Large energy concerns like Hess Corporation (NYSE:HES) and ConocoPhillips (NYSE:PSX) have done a very solid job over the last 12-18 months by becoming more shareholder friendly - often at the behest of activist funds. They have shed non-strategic assets & operations, increased dividends and ramped up stock repurchase plans. As a result, shareholder value has increased significantly. I postulated that Occidental Petroleum (NYSE:OXY) back in early March could benefit by similar moves. The shares have moved up $10 a share since that article as the company has made some significant moves as well as uttered several positive comments that point to the start of a more shareholder friendly company over the coming 3-12 months. I believe these cheap energy shares have further upside as these moves get implemented.

Recent positive moves/comments from Occidental Petroleum:

  • Longtime president and chairman Ray Irani was recently booted off the company's board, giving more power to the current CEO to charge ahead with positive changes for shareholders.
  • CEO Steve Chazen recently talked about selling its overseas assets or splitting into three separate companies to fund a stock buyback and improve its share price.

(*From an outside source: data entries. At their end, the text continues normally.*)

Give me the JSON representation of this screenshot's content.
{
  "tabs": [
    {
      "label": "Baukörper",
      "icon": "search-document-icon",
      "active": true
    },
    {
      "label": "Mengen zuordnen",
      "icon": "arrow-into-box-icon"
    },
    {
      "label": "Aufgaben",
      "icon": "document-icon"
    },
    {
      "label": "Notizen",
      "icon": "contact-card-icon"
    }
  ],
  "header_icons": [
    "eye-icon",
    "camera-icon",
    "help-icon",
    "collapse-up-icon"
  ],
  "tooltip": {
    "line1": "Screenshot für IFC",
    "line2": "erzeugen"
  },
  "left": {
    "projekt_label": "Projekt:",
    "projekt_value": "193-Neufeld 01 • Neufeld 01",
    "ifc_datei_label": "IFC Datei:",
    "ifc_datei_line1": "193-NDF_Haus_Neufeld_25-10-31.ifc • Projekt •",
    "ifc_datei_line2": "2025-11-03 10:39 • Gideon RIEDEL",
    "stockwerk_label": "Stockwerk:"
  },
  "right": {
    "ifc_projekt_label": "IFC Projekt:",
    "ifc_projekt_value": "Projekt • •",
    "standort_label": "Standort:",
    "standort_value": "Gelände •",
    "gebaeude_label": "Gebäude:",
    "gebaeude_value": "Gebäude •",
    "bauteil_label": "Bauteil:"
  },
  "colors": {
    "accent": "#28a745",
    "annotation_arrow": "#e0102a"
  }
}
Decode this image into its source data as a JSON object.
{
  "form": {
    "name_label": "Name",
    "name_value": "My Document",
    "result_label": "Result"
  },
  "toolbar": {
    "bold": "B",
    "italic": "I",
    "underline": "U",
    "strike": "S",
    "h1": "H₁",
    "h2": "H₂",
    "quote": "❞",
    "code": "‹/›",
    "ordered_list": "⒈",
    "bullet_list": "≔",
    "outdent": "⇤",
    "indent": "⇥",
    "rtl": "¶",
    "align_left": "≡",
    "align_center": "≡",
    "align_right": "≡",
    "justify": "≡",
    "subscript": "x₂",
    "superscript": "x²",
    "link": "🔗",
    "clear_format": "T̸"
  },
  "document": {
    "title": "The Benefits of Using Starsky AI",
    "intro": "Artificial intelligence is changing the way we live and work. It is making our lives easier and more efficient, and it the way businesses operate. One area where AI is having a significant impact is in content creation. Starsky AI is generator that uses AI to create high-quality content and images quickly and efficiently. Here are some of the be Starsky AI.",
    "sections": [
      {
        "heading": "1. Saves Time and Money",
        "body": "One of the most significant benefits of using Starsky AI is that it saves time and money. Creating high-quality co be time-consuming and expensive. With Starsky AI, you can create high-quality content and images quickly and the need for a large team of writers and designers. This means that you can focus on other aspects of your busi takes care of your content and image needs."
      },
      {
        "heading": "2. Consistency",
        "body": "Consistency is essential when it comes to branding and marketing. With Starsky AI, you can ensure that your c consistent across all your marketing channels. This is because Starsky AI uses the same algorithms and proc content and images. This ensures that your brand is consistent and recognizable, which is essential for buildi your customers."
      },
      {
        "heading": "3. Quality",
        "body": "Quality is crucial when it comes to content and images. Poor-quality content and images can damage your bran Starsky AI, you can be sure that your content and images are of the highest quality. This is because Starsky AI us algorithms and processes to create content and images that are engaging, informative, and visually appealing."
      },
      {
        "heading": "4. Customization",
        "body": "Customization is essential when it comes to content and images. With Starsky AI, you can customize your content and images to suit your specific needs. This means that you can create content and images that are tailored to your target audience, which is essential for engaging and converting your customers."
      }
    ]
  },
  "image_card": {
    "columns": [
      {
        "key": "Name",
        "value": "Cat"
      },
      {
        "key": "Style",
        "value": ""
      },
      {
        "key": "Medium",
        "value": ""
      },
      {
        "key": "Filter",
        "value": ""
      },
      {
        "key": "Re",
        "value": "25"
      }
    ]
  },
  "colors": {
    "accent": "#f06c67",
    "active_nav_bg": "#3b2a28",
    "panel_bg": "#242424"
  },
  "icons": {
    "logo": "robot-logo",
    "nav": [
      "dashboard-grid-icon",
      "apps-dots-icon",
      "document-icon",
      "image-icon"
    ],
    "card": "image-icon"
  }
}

Putting midstream assets into an MLP also is an option.
  • Raymond James came out earlier in the month saying Occidental was now better positioned to deliver share gains than Hess Corporation on these potential moves to unlock additional value in the company.
  • Deutsche Bank upgraded the shares to "Buy" from "Hold" and raised its price target on OXY to $112 a share from $90 on the ouster of Ray Irani.

4 additional reasons OXY has value at $90 a share:

  1. OXY pays a dividend of 2.8% currently. Dividend payouts have increased at more than a 15% CAGR over the past five years. I would look for the company to increase dividends in addition to upping stock repurchases as it sells assets. Citi recently added the shares to its top dividend stock list.
  2. The stock sells in the bottom third of its five year valuation range based on P/B, P/S and P/CF.
  3. The company has an A rated balance sheet and it also consistently beats earnings estimates. OXY has beat consensus earnings estimates each of the last four quarters. The average beat over consensus during that time frame has averaged ~7%.
  4. The 21 analysts that cover the stock have a median price target of $103 on OXY. The stock is "Buy" rated at S&P. Credit Suisse has an "Outperform" rating as well as a $110 price target on OXY.

Disclosure: I am long OXY. I wrote this article myself, and it expresses my own opinions. I am not receiving compensation for it (other than from Seeking Alpha). I have no business relationship with any company whose stock is mentioned in this article.